The incident renewed discussion of two topics that arise periodically during competitions in most, if not all sports: where’s the line between fair and unfair fan behavior, and what can or should an athlete do when a fan crosses that line?

That the line does periodically get crossed is rarely in dispute. In baseball, players have on occasion been known to take on fans they felt were overly or too personally abusive. Ty Cobb once famously went into the stands to fight such a fan.

The basic rule ought to be fairly simple. Sports Fans, who after all pay money for their tickets, buy the right to heckle. But they don’t buy the right to be profane. And it is never appropriate for either fans or athletes to engage in violent provocation or reaction.

Some years back I purchased a ticket for a spring training game in Arizona between the San Francisco Giants and Oakland Athletics, two teams whose fans are not especially known for loving one another. Spring training parks are intimate, sometimes notoriously so.

In this particular instance, a small group of partisans of one of the teams seated a section or so away could easily be heard around the park loudly and repeatedly accosting players on the other team with various profanities. As at Royal Melbourne, there was beer involved, but it is not my intention to blame the beer vendor for the invective those abusive sports fans subjected the players, along with several thousand fans, many of them children, to.
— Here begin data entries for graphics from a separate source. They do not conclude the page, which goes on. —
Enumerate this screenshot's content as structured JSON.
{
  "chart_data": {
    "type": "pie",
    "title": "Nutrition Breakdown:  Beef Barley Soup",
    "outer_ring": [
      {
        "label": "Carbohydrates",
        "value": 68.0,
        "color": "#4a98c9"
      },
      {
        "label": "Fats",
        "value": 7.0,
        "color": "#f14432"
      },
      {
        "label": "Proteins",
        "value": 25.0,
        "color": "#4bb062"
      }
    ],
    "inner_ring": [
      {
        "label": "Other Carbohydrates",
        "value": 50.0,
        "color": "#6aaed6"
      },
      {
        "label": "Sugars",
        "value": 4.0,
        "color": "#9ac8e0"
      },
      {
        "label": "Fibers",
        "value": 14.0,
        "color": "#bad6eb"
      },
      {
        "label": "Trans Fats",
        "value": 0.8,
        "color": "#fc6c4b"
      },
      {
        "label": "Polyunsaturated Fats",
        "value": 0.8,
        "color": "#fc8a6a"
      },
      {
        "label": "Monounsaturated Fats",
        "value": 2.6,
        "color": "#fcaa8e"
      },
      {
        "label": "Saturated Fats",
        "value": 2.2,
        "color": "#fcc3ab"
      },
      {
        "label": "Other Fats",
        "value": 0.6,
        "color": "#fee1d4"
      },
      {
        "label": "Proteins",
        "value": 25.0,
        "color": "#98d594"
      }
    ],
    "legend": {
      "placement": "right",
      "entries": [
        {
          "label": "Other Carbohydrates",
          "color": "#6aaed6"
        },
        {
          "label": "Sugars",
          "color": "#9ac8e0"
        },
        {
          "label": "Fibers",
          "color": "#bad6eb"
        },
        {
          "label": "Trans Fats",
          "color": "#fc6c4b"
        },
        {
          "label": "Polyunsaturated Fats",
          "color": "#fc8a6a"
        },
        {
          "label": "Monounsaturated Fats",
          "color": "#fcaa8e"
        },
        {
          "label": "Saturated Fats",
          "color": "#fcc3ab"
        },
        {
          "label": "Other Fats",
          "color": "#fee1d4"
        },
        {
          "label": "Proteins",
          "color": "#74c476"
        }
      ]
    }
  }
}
Did those fans’ behavior mar the occasion for those of who came to watch a ballgame only to have a frat party break out? Yes, actually it did. The only thing I was happy about was that I hadn’t brought a six-year-old along. Those who did went home with more questions to answer than they bargained for.

The problem isn’t the heckling. Good heckling – clever ripostes, often founded in a player’s real idiosyncracies – can be tasteful as well as humorous and therefore entertaining.

But when heckling devolves into language that would get you tossed out of a semi-respectable brothel, then fans have crossed a bright line and ought to face consequences that include removal from the event.  Not only have they violated rules of taste, but – most importantly – they’ve imposed on and ruined the fan experiences for others.

Players, whether in golf, baseball or other sports, also have a code they are required to live up to, and Karain did violate that code at Royal Melbourne. The code is this: Never react obviously, overtly, and physically.

That code would appear to leave the targets of abusive behavior few options, but there actually are a couple. The first and simplest is to alert authorities on the scene who can identify the offenders and take appropriate action.

On rare occasions, players can even respond directly. They have to be subtle, but subtlety is occasionally possible.

Back when the San Diego Padres held spring training in Yuma, Az., I attended a game which again was marred by the presence of a fan who had a particular case for Garry Templeton, then San Diego’s shortstop.

The Yuma training facility was a lot like many high school and some college ballyards today: Sports Fans could basically stand right up against the backstop, the field itself separated from the seating area only by a chain link fence. This abusive fan, therefore, couldn’t have been more than 20 or 30 feet from the players; there’s no question Templeton could hear every profane word the fan spoke…as could the rest of us.

I watched Templeton closely as he moved to the on-deck circle, and right into the path of the fan’s loudest, most profane, most insistent verbal abuse. Templeton stood with his back to the spectators, peering out at the game action, but all of us in the bleachers knew his ears were wide open.

At the height of the fan’s abuse, I saw Templeton – still staring straight out at the field – quietly slip his right thumb into the back pocket of his uniform pants, spread his fingers downward from the pocket, and very softly pat his rear end three or four times.

The gesture was perfect in both its subtlety, its delivery of a meaningful response and its propriety while not disengaging from the substance of the game being played around him.

Patrick Reed’s caddy would have been better off reacting as Garry Templeton did.